El plan había arrancado bien, meditaba Santos, y aunque siempre lo negaría, también él estaba cada vez más interesado por ese paseo, entre cultural y aventurero. Desconocía cuándo iban a volver a su rutina, pero no le preocupaba lo más mínimo. La luz del amanecer, despertador de un nuevo día por escribir, detuvo sus reflexiones y lo puso en marcha.
Al moverse de nuevo para alejarse de su entorno, esta vez un poco más, repararon en la vitrina-homenaje a los gabinetes científicos del siglo XIX, “los pecados de la ciencia”, quizás sería un buen nombre para ese espacio. La colección de cráneos detrás de los cristales los hizo enmudecer de golpe: cráneos alineados unos al lado de otros, con su correspondiente número de identificación. Todos se volvieron a Santos para que les explicara el porqué de aquel destrozo.
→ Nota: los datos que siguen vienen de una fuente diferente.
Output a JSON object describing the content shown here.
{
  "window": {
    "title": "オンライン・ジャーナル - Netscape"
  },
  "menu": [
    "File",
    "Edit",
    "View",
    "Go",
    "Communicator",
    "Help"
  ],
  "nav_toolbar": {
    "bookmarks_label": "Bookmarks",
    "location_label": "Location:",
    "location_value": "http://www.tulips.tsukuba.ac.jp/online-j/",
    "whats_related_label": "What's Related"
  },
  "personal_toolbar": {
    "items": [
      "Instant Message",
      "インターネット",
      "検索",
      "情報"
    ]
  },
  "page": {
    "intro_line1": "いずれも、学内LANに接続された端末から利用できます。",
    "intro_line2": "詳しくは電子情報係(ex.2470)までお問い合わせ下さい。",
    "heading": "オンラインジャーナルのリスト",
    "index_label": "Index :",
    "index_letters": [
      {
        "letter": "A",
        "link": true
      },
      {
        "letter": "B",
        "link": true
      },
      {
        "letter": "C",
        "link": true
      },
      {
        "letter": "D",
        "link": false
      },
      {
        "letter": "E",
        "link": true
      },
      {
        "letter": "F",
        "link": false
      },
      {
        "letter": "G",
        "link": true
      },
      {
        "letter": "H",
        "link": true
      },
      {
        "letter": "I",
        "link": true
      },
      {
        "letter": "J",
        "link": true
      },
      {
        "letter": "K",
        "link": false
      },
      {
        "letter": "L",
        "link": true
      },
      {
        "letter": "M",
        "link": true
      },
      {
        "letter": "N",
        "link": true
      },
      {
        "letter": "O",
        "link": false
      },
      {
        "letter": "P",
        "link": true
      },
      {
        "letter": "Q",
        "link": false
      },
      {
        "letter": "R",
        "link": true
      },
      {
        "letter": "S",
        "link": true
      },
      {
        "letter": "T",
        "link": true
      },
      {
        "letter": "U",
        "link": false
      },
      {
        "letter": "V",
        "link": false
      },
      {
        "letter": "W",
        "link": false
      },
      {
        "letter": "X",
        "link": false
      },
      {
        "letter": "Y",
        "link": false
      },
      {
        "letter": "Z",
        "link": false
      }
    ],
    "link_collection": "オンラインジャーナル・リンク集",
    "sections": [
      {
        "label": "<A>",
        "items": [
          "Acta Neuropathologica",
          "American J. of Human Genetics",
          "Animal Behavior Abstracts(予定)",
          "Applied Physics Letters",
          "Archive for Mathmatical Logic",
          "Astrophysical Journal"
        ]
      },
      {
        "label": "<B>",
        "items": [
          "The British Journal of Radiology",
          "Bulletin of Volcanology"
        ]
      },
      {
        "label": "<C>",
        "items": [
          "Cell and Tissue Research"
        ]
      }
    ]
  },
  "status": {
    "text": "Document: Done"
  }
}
—En el siglo XIX se ideó una justificación científica para una decisión política, es un recurso frecuente, no crean. La superioridad del hombre blanco sobre la población negra del continente africano se basaba según los políticos en características raciales: tamaño, forma de los cráneos y otros rasgos clasificaban a los seres humanos en superiores e inferiores. De ahí el interés por su búsqueda para el estudio y clasificación de la población canaria en ese esquema racial. Al tener poca antigüedad —en torno a los dos mil años—, los restos de nuestros antepasados son seres humanos contemporáneos (
sapiens sapiens), biológicamente iguales a nosotros y solo la genética molecular puede establecer diferencias entre distintas etnias, cuantificando los grados de mestizaje que le son propios.
La explicación le salió a Santos de un tirón; detestaba esos momentos en que la ciencia se plegaba a la política, pero, en fin, no quería enfadarse ni hacer juicios sumarísimos. Le gustaba estar informado de lo sucedido en épocas pasadas, aunque el concepto de tiempo presente y pasado visto desde su estado daría para otra discusión.
Escucharon todos en completo silencio y tuvieron un sentido recuerdo para todos aquellos restos mutilados, expoliados, vendidos y comprados en el sagrado nombre de la ciencia y cuyo destino final en numerosas ocasiones fue muy poco edificante.
Visitadas las salas próximas a su módulo —“el centro de salud y los pecados de la ciencia”— y sin ningún tesoro a la vista, había llegado el momento de alejarse más. El resto del museo, con los descansos adecuados, estaba a su alcance o eso creían.
Soy de la isla de enfrente, de Agulo, y a mis diecisiete años me había quedado solo. Por las tardes me sentaba a mirar el mar y contemplaba Tenerife, la isla blanca de nubes, cuya visión rebasaba mi horizonte. Esa imagen acompañaba mis pensamientos: ¿y si allí la vida fuera mejor? ¿Y si tuviera más oportunidades? Había oído en más de una ocasión a mis padres que Tenerife era una isla próspera, con tierras fértiles para cultivar, sobre todo en el norte; prados para pastorear cabras y ovejas por el sur y abundantes bosques por donde explorar, que era lo que me atraía con más fuerza: subir y bajar lomas, con la ayuda de mis piernas y mis lanzas de madera. Nadie me echaría de menos si marchaba, ¿y si lo intentaba? No fue fácil construir la balsa de troncos de tabaiba y odres de piel, pero lo logré y casi sin pensarlo me subí a ella e inicié la aventura, mi destino iba a cambiar, seguro.